Is Apple Cider Vinegar really all that?

Apple Cider Vinegar (ACV) is made by fermenting apples into apple cider then performing a second fermentation in which the alcohol is converted into vinegar by acetic acid-forming bacteria (acetobacter).

The History of Apple Cider Vinegar Use

In ancient Greece (400 BC) Hippocrates, who is considered the father of modern medicine prescribed apple cider vinegar mixed with honey for coughs and colds among other ailments.  During the American Civil War ACV was used to disinfect wounds and speed wound healing.

ACV became very popular in the 1920s and was drunk more than any other fruit juice in the US as it was thought to increase vim and vigour.  After this it remained a low key addition to cooking and salad dressings until a self-help book in the 1990s touted ACV as a “Miracle Health System”.  Since then, there has been many claims about the health benefits of Apple Cider Vinegar.

Apple Cider Vinegar has been used for centuries now and traditionally has been used to treat throat and sinus infections, skin problems, kidney stones, Diabetes and Obesity.

What do the studies show?

Resent research has shown that ACV is an antimicrobial against E. coli, Staphylococcus aureus and Candida albicans, common human microbes that can become pathogenic if growth becomes excessive.  ACV was found to down regulate inflammatory cytokines and microbial protein expression in these organisms effectively inhibiting their growth.  This makes ACV an excellent internal and external antimicrobial agent for the digestive system, as well as for topical application to minor cuts and scrapes.

Apple Cider Vinegar has also been shown to slow gastric emptying in humans. 

Apple Cider Vinegar has been taken to promote weight loss for some time.  The weight loss is due to at least in part the fact that ACV reduces gastric emptying which can make you feel fuller faster and for longer.  In addition this feature reduces the rate at which blood sugar increases after a meal so that there is better glycemic control and a potential reduction in the metabolic disorders that can lead to obesity.  This is also beneficial to pre-diabetics and those with type II Diabetes who wish to avoid spikes in blood sugar and may help to improve insulin sensitivity for these people as well.  

In animals studies, ACV has been shown to reduce the risk of obesity related atherogenic risk (risk of atherosclerosis) by decreasing serum lipid levels and preventing oxidative stress which results in a protective effect on red blood cells, the kidneys and the liver.

Apple Cider Vinegar also contains malic acid which is known to increase urinary citrate excretion and urinary pH which can help dissolve calcium oxalate stones (kidney stones).

In addition, ACV is also high in potassium, magnesium and other minerals and vitamins beneficial to the human body and, acetic acid which can help the body absorb these important minerals from the food you eat.

These recent and preliminary studies do point to some merit to the claims touted by ACV supporters since ancient times however, further studies are needed to determine exactly how ACV benefits human health. 

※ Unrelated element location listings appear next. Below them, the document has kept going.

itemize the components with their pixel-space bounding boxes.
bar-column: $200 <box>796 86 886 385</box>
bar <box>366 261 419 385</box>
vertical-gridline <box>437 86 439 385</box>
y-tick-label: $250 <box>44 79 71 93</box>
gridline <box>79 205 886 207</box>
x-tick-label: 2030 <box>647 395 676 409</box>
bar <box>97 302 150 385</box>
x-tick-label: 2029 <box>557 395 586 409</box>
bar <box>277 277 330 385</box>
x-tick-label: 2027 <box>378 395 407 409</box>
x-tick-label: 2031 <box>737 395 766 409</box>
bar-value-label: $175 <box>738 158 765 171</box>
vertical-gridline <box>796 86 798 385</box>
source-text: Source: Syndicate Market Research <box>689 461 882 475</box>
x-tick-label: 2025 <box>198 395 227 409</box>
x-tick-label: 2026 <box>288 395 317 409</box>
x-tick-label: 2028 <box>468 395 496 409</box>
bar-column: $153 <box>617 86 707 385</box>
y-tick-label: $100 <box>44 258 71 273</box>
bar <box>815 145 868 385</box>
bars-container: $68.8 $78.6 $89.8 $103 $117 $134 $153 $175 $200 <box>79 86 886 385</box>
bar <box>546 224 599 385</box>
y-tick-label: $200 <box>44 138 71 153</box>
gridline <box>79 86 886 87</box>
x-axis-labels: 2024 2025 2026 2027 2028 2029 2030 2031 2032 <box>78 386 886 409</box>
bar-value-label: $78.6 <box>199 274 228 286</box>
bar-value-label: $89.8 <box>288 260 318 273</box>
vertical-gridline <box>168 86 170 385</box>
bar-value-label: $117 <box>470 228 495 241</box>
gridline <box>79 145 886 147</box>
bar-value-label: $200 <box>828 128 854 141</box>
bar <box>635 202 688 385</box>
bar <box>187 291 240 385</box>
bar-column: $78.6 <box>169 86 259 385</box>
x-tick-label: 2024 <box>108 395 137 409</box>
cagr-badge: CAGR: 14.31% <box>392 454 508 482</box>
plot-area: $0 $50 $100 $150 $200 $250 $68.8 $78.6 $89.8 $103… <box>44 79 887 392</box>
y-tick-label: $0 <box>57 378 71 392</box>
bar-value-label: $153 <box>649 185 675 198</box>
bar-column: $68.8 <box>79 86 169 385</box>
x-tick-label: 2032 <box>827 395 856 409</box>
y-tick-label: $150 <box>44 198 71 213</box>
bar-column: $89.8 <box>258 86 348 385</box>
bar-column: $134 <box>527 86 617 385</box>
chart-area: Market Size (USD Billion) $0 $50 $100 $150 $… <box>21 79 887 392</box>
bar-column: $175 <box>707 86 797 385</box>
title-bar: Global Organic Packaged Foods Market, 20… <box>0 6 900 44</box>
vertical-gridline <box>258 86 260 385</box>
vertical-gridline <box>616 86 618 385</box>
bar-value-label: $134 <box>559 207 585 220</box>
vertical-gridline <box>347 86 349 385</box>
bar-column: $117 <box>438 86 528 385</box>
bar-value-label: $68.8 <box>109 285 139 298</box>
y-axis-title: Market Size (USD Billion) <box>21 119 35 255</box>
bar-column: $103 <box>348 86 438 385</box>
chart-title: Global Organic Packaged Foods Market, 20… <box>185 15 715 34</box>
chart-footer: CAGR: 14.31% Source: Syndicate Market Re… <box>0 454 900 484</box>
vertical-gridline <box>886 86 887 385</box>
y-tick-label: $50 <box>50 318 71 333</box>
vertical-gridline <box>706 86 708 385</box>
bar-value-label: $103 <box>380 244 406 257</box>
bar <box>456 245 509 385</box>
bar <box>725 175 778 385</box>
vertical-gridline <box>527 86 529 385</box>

How to use Apple Cider Vinegar

Begin slowly by adding 1 tsp to water with or without a little honey and drink with a straw (to reduce the risk of tooth enamel erosion).  Gradually increase the amount of ACV used to 1-2 tbsp or to tolerance.  You can also add ACV to recipes and salad dressings in lieu of other vinegars.

Be sure to consult your physician before using ACV if you are on any medication to control blood sugar.

Since Apple Cider Vinegar contains probiotics, look for organic, raw, unpasteurized ACV (which should have a murky appearance at the bottom) when purchasing to get the maximum health benefits.